The data set used in the present work was same as used by Yu et al (2004) for developing the method CELLO. The data set was generated from SWISS- PROT release 40.29, consisted of a total of 1443 proteins, 1302 localized in single subcellular site and 141 proteins resident at multiple locations. However, for devloping PSLpred, 141 proteins residing in more then one subcellular location were excluded and 1302 proteins (248 cytoplasmic, 268 inner membrane, 244 periplasmic, 352 outher membrane, and 190 extracellular) having single subcellular localization were used for the prediction of subcellular localization of prokaryotic proteins.

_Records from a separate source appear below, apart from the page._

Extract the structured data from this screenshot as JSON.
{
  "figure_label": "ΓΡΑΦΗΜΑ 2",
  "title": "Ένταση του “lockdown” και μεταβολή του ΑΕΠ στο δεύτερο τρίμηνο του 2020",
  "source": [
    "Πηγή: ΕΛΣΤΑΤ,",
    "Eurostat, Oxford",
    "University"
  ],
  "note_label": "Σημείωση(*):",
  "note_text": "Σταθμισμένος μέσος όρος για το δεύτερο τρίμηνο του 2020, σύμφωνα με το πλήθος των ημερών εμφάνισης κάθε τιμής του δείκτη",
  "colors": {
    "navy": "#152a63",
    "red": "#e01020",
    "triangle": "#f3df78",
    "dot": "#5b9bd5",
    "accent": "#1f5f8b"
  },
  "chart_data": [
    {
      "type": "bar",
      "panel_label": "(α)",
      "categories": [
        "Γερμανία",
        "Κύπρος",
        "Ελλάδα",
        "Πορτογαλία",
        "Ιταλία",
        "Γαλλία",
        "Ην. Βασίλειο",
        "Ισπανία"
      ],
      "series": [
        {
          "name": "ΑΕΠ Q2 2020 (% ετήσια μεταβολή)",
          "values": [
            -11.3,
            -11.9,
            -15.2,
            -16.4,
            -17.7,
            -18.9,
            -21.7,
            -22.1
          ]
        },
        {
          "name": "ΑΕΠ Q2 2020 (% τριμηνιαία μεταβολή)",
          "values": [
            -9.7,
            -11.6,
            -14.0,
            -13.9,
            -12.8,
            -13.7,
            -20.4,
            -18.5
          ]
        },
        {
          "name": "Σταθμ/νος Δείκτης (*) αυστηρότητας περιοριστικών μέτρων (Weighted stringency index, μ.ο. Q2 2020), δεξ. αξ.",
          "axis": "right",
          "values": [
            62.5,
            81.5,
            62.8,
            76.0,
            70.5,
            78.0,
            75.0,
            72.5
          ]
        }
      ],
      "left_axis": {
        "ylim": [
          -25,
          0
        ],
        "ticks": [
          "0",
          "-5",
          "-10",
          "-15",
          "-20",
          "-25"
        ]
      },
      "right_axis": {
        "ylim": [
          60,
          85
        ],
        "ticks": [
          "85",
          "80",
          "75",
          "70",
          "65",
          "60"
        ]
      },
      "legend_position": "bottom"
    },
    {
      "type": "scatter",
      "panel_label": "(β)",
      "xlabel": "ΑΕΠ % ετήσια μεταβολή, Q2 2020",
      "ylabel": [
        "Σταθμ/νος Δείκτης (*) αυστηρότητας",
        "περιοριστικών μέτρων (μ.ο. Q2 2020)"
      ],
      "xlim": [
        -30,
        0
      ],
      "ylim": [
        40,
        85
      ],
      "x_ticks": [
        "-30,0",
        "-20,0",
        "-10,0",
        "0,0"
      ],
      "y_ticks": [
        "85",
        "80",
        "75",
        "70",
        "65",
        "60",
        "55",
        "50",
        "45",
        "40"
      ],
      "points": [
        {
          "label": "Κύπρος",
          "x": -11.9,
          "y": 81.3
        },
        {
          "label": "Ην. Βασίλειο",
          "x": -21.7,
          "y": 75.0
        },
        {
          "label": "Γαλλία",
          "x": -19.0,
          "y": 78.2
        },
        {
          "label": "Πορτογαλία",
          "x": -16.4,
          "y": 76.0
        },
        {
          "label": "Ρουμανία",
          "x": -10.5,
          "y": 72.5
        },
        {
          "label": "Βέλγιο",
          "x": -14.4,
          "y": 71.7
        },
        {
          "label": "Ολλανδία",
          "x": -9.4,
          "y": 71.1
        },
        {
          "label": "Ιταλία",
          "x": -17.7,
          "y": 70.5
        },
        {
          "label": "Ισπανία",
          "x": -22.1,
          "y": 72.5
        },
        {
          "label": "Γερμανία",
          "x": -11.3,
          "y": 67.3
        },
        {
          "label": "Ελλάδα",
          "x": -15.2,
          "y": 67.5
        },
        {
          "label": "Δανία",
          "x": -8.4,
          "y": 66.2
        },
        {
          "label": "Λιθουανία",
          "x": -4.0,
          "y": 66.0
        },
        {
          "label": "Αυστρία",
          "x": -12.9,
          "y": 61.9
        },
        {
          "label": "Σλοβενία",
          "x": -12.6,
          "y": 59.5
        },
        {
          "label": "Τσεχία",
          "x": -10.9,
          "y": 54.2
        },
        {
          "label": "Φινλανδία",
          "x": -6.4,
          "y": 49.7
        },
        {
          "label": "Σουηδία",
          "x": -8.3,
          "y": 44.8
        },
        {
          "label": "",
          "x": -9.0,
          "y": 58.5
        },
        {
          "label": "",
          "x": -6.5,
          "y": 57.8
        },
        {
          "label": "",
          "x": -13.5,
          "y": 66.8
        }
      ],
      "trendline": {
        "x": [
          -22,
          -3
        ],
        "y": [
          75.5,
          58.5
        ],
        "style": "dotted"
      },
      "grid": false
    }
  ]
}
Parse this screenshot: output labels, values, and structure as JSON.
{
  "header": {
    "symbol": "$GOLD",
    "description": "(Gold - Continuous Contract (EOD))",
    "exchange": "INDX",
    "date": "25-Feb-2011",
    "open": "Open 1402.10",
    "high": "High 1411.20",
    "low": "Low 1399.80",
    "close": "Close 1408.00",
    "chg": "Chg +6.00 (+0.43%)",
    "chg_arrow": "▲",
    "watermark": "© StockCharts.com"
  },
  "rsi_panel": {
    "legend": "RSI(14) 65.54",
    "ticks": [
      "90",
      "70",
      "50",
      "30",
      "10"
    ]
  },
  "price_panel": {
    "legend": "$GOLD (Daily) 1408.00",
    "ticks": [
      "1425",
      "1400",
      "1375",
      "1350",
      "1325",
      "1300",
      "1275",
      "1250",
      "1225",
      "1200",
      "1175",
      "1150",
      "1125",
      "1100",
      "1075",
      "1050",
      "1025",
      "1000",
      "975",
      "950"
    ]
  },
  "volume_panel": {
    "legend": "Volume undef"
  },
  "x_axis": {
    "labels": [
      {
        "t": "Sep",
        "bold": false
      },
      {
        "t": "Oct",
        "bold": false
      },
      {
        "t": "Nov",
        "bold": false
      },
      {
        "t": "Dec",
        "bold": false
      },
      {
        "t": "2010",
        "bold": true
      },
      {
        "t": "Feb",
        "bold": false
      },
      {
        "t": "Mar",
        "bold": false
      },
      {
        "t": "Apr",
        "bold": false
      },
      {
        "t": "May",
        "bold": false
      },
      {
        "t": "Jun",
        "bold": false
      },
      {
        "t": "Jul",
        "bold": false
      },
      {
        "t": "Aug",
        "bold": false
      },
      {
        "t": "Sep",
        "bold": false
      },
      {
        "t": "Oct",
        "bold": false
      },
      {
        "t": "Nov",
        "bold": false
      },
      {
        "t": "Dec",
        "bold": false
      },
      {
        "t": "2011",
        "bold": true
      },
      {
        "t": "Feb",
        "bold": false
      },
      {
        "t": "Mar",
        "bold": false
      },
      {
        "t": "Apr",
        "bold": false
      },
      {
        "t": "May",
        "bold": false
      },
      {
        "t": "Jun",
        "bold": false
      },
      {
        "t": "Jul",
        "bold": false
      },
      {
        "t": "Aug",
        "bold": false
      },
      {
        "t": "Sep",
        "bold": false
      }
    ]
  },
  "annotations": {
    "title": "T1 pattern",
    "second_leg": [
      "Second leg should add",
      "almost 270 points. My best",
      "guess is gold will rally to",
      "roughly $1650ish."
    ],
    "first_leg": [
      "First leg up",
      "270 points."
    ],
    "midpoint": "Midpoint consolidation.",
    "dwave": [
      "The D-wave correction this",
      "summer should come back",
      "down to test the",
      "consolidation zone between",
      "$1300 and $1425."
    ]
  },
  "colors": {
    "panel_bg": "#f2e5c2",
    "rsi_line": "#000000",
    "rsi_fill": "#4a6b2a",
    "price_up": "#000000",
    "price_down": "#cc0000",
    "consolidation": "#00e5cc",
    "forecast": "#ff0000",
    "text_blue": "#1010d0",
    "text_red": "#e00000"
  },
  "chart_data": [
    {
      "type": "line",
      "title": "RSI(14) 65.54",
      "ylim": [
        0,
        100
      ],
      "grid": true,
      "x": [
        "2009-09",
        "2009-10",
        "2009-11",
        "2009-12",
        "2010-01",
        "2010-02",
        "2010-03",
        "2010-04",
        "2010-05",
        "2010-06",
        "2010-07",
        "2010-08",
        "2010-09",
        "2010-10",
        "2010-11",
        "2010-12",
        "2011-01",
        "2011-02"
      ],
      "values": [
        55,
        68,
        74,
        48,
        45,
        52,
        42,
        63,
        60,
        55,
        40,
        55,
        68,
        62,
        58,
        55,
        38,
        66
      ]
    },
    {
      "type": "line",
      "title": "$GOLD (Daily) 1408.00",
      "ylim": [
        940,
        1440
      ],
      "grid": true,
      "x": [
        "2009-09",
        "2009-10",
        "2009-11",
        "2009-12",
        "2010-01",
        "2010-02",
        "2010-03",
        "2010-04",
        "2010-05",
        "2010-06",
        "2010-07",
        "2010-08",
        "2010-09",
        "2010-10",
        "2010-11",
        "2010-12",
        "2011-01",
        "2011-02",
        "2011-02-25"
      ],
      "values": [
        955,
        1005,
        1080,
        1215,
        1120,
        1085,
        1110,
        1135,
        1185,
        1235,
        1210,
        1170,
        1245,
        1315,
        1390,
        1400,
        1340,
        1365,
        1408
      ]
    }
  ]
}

Performance of Modules of PSLpred

i) Amino acid composition A SVM module developed on the basis of amino acid composition in a protein has achieved best results with the RBF kernel (g=100, c=2, j=1). The calculation of amino acid composition generates the 20 dimensional input vectors for each protein sequence which were used to train five types of SVM models for the five types of subcellular localizations. The composition based SVM module was predicted with an overall accuracy of 86%.

ii) Dipeptide composition The dipeptide composition based SVM module encompasses the information about amino acid composition along local order of amino acid.It uses the fixed pattern length of a vector with 400 dimensions. The dipeptide composition based SVM module with the RBF kernel (g=300, C=2) was predicted with an overall accuracy of 86%.

iii) Composition of physicochemical properties The calculation of composition of physico-chemical properties of the protein sequences generates input vector of 33 dimensions for each sequence. The overall accuracy of properties based SVM module is 83%,~3% lesser then amino acid composition based SVM module.

iv) Similarity-search based module The performance of the PSI-BLAST based module was also evaluated through 5-fold cross-validation. The performance of this module is poorer as compared to other modules developed in the present study. The SVM module based on this approach was able to predict the subcellular localization of the proteins with overall accuracy of 68%.


Hybrid Module

It encompassed the information about composition and similarity search based module and achieved an overall accuracy of 91.2% (g=25, C=4) , which is 5-8% higher than individual compositions based modules. It proves hybrid module is able to encapsulate more information, which successfully improves the reliability of prediction accuracy. These results confirmed that detection of subcellular localization of proteins requires wide range of information about a protein.

Subcellular localization Accuracy (%)  MCC
Cytoplasmic 90.7 0.86
Extracellular 86.8 0.88
Inner-membrane 90.3 0.90
Outer-membrane 95.2 0.95
Periplasmic 90.6 0.89


Reliability Index (RI)

In order to confirm the prediction reliability, RI assignment was carried out for the hybrid module and 90% and 98.1% of accuracy was obtained with RI=4 and 5 respectively. It has also been observed that ~74% of the sequences have RI=5. Hence, the present method can predict subcellular localization of prokaryotic proteins more reliably.


Comparison with other methods
The performance of the hybrid module developed in the present study was compared with methods such as CELLO, PSORT-B, which were also developed from the same data set. It has been observed that overall performance of the hybrid module is nearly 2% higher than CELLO and 16% higher than that of PSORT-B. Hence it can be mentioned here that present method is more accurate for the subcellular localization of prokaryotic proteins.